Valencia, la tercera en recaudación
A la cita anual de Manos Unidas, que tuvo lugar en el Ateneo Mercantil de Valencia asistieron más de 150 voluntarios y colaboradores, tanto de las parroquias de Valencia como de las 81 delegaciones comarcales.

Tras el informe de las cuentas, en su presentación Eladio Seco destacó que la delegación de Valencia es la tercera en España en recaudación de donativos y subrayó el importante papel de los socios, “el mayor potencial de la entidad, cuyo número no ha disminuido a pesar de la crisis”.

Todo ello posibilita la colaboración en proyectos de desarrollo en el Tercer Mundo, a los que se dedica el 80% de presupuesto de Manos Unidas.

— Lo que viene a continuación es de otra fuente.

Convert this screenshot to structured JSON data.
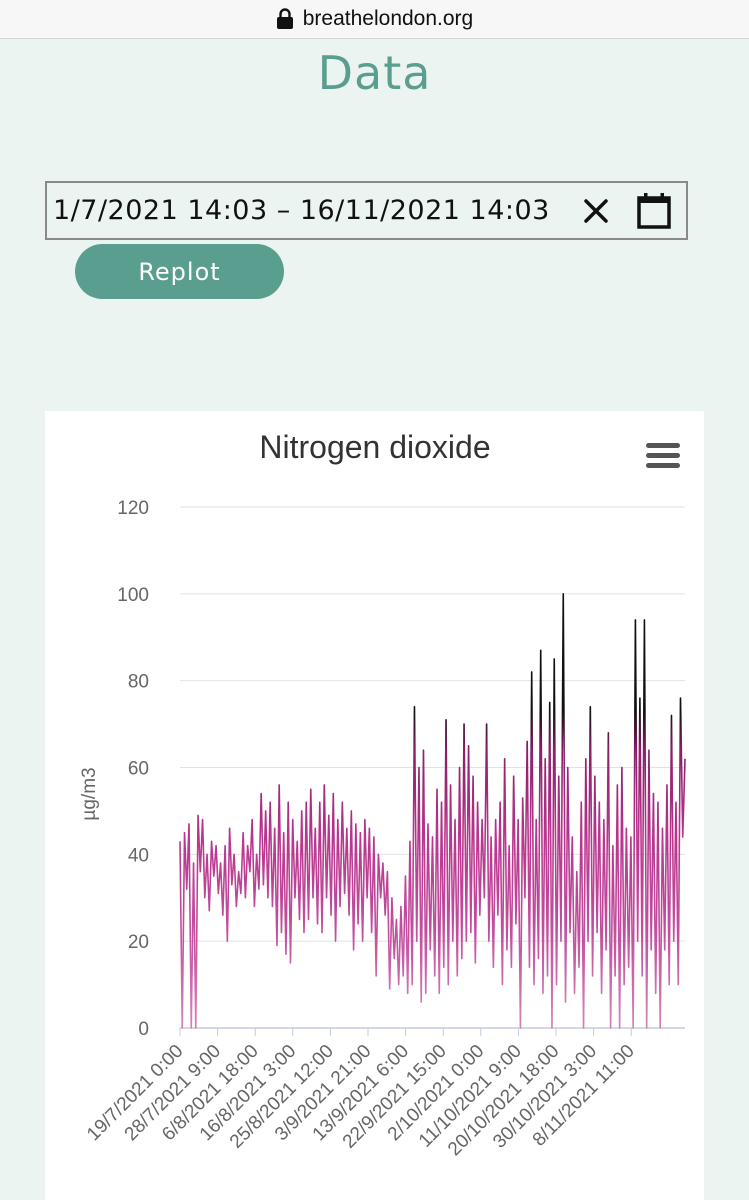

Eladio Seco también anunció la incorporación de dos nuevas delegaciones comarcales, las de Benaguacil y Llíria, y el próximo traslado de la entidad a un nuevo local de una sola planta en la calle Avellanas.

“Tirar comida era pecado”

Por su parte, el obispo auxiliar de Valencia Arturo Ros, que compartió con Manos Unidas la jornada, señaló que “junto a las tareas de sensibilización, que son muy efectivas, es muy importante nuestro testimonio personal, ya que no se puede evangelizar si no hay comunión, si no estamos juntos y trabajamos unidos”.

Ros, pidió también a todos los delegados un esfuerzo por integrarse en las parroquias porque “Manos Unidas no puede ser un apéndice de la parroquia o solo acordarnos de ella en febrero, todo el mundo tiene que ser partícipe de su labor”.

El obispo auxiliar reconoció que le gusta mucho el lema de la próxima campaña de Manos Unidas, porque “a mi me enseñaron de pequeño que tirar comida era pecado y si tirábamos el bocadillo, antes le dábamos un besito. Crear esta conciencia interior es un acierto”.
“Sabemos que se puede acabar con el hambre en el mundo, pero no lo conseguimos, por eso no cabe el desánimo en Manos Unidas, por favor, por que hay mucho por hacer y necesitamos esperanza”, pidió el obispo auxiliar Arturo Ros a los delegados que asistieron a la asamblea diocesana.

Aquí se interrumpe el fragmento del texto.